#8428: voice-call: add low-latency streaming infrastructure
channel: voice-call
stale
Cluster:
Voice Call Enhancements and Fixes
## Summary
Major improvements to the voice call extension for **faster response times**. Previously, users had to wait for the entire LLM response before hearing anything. Now, audio starts playing as soon as the AI generates its first sentence.
## What's New
### Faster Speech-to-Text (Deepgram Flux)

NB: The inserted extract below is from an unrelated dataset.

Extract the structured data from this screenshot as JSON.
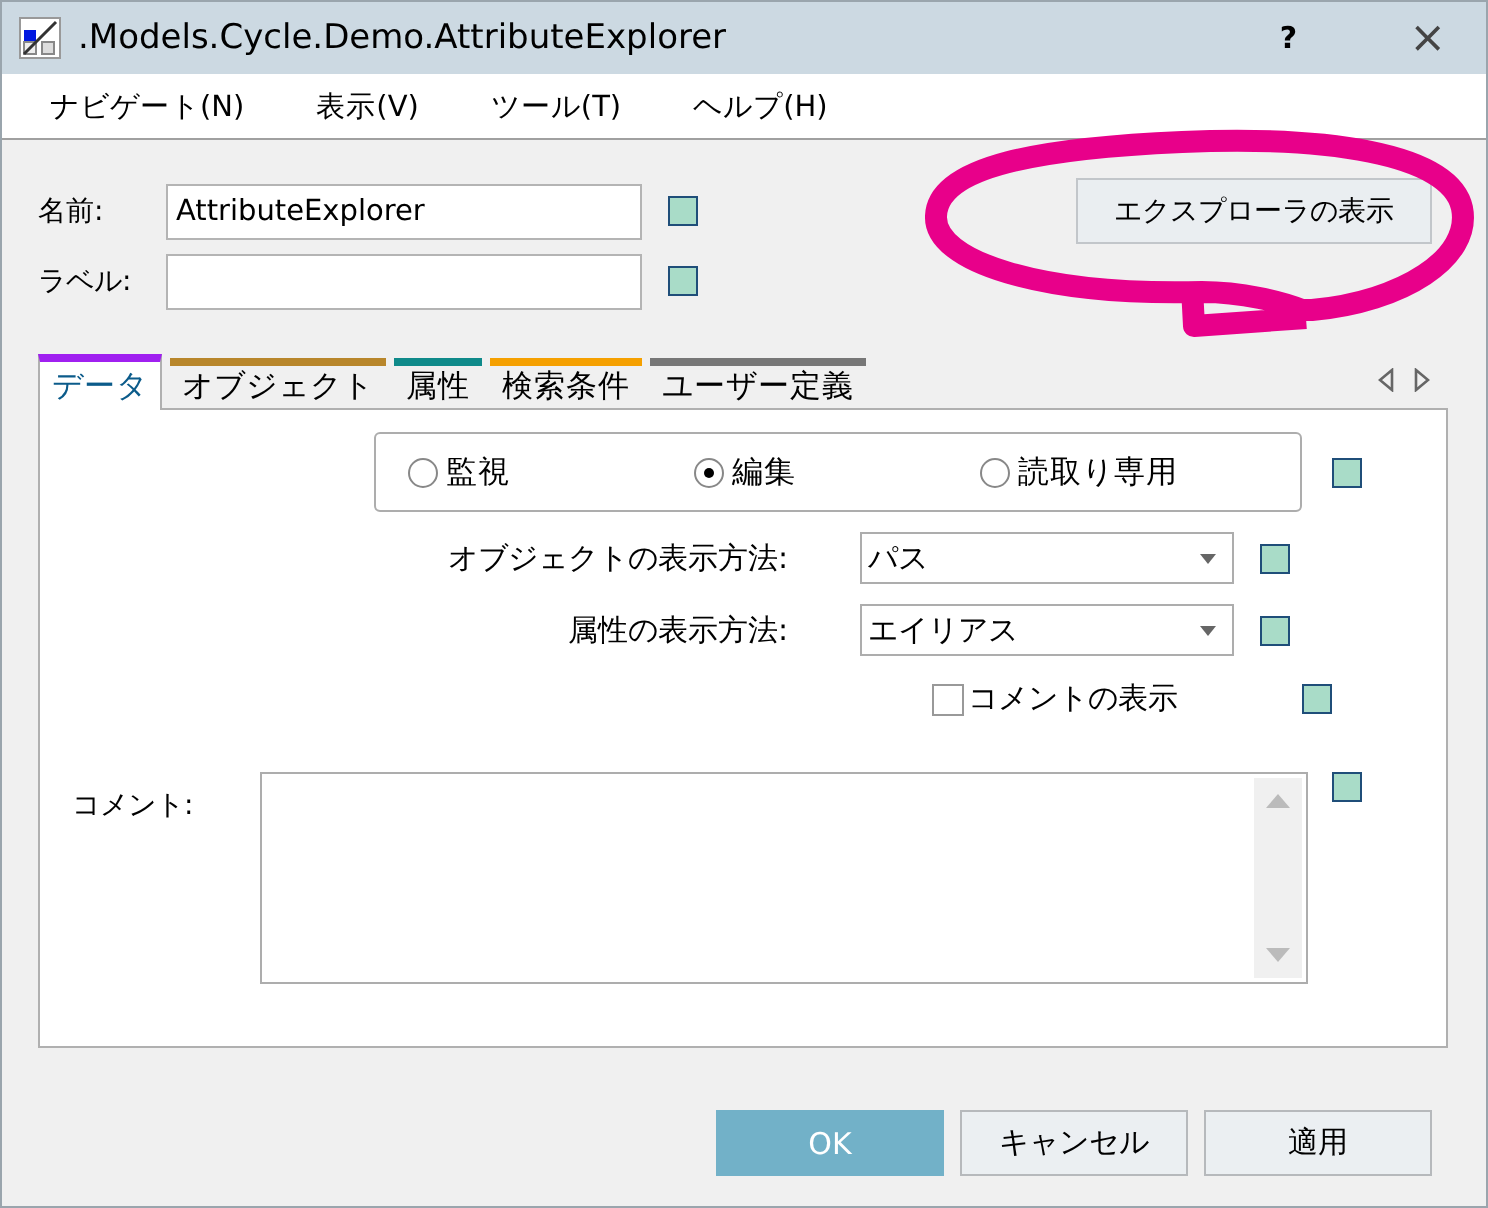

- **Model-based end-of-turn detection**: Instead of waiting for silence (VAD), the model predicts when you've finished speaking
- **Speculative processing**: Starts generating a response *before* you finish speaking, then uses it immediately if the prediction was correct
- **Native telephony audio**: Accepts mu-law 8kHz directly from Twilio (no conversion overhead)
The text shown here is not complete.